Steps 1 and 2 dominate. Fetching 1.14M rows from disk and constructing a Boost Graph Library graph from scratch takes ~4.8 seconds. The algorithm itself (step 3) completes in milliseconds. There is no graph caching between calls — pgRouting is a SQL function, and each invocation has its own execution context.

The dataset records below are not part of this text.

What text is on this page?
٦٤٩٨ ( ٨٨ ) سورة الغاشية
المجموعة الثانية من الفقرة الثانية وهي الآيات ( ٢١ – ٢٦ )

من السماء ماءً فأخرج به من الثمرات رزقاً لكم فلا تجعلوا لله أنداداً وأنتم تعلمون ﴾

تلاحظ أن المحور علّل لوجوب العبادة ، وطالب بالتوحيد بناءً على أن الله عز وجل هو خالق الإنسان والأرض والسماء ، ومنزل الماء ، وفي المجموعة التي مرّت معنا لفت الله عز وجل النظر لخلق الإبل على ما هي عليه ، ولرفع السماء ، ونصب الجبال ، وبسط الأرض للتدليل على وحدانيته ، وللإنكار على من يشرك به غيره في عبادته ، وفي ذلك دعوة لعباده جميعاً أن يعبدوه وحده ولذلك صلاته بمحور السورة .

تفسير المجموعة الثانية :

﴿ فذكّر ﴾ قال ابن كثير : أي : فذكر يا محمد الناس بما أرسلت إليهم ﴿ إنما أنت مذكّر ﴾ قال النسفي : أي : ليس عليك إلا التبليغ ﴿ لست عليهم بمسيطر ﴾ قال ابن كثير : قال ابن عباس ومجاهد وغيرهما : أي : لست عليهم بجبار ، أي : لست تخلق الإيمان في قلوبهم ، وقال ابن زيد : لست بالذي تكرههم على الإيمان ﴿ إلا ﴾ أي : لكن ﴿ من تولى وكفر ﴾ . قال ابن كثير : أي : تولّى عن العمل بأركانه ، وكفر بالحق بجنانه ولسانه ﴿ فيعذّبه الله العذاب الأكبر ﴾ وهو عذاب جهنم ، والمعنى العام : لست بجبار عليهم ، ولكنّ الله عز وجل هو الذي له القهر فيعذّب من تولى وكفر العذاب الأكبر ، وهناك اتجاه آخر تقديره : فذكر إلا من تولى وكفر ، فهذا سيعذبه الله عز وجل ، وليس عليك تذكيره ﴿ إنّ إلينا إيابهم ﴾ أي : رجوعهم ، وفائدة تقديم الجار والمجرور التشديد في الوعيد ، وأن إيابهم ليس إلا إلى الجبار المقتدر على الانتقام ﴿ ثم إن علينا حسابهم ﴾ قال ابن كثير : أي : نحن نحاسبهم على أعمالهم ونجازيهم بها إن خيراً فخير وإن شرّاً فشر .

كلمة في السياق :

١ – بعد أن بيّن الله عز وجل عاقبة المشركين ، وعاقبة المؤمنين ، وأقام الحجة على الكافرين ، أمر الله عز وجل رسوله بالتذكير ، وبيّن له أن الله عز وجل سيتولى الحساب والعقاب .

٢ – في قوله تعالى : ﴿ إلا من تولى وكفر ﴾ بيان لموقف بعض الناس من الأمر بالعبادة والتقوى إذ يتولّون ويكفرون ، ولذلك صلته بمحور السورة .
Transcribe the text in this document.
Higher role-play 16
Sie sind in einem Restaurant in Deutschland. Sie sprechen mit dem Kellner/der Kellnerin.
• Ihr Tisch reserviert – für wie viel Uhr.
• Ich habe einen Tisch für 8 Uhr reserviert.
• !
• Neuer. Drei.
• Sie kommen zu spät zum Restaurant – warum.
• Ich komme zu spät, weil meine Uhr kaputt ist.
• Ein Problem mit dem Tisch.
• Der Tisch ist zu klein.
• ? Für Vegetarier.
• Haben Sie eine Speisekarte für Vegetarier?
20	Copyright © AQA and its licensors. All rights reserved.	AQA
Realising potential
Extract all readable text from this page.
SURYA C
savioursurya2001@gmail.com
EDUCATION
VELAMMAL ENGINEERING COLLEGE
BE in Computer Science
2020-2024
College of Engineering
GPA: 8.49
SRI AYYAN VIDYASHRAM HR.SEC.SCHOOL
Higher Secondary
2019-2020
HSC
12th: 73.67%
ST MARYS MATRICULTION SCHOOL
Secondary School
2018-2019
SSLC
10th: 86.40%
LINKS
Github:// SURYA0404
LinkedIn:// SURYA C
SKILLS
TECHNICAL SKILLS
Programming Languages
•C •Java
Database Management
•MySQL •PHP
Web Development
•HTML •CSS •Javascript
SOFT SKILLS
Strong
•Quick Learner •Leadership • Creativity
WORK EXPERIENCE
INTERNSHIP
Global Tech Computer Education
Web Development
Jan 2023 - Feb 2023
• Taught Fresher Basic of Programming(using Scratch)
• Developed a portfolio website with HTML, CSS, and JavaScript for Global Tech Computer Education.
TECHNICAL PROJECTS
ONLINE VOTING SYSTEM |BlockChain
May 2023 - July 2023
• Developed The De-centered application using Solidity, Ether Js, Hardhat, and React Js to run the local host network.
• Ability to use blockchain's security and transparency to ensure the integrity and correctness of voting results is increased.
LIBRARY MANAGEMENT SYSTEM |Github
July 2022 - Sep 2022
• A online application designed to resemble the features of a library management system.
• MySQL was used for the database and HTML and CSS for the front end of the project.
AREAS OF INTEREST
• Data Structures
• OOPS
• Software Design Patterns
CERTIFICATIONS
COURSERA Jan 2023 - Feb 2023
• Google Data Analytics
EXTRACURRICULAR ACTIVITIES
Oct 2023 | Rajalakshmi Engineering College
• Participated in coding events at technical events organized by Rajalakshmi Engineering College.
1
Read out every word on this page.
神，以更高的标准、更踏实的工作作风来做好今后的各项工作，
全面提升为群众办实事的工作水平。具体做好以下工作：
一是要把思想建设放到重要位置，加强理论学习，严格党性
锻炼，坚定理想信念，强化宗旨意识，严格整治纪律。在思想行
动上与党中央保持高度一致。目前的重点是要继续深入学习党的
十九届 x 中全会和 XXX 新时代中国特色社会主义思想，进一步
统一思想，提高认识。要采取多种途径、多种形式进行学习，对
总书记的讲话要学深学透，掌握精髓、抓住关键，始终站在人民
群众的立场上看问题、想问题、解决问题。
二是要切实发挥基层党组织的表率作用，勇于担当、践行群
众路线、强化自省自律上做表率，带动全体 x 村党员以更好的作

This call model works for road networks because edge counts are manageable (thousands to hundreds of thousands). pgRouting's design target is single or infrequent path queries on spatial networks, not concurrent multi-user retrieval against million-edge graphs. Native graph databases keep the graph resident in memory; pgRouting reconstructs it every time.


Final Decision Guide

Workload First choice Second choice Avoid
LightRAG / GraphRAG retrieval (1–2 hop) RCTE Neo4j (if Cypher familiarity matters) AGE, FalkorDB
Memory ≤ 4GB constraint RCTE Neo4j (graceful degradation) MemGraph (OOM cliff)
Variable-length path / shortestPath Neo4j RCTE (impractical)
Batch analytics (PageRank / Louvain) Neo4j GDS FalkorDB algo.* (auxiliary) RCTE / AGE
OLTP + analytics mixed RCTE + offline batch Neo4j single engine
Cypher + high throughput MemGraph Neo4j
Road network / GIS routing pgRouting RCTE

Recommended stack for LightRAG: PostgreSQL 17 + pgvector + RCTE flat tables + offline NetworkX or igraph for community detection (write community_id column back). A single PostgreSQL instance handles the complete GraphRAG stack.

When Neo4j is the right choice: the workload includes variable-length paths or shortestPath; the team writes Cypher and migration cost is high; the system is not specifically LightRAG-style retrieval but knowledge graph reasoning, fraud detection, or recommendation latent path.


Scope

These conclusions apply to neighbor-lookup-heavy knowledge graph retrieval — the pattern of LightRAG, GraphRAG retrieval phases, and entity-relation search. Systems where Leiden community detection is central to the retrieval flow (Microsoft GraphRAG global summarization) fall outside this scope. A separate validation run on 100 internal company documents processed through LightRAG (1,493 extracted entities) confirmed the same engine rankings and query patterns — details in the lightrag-pg-rcte post.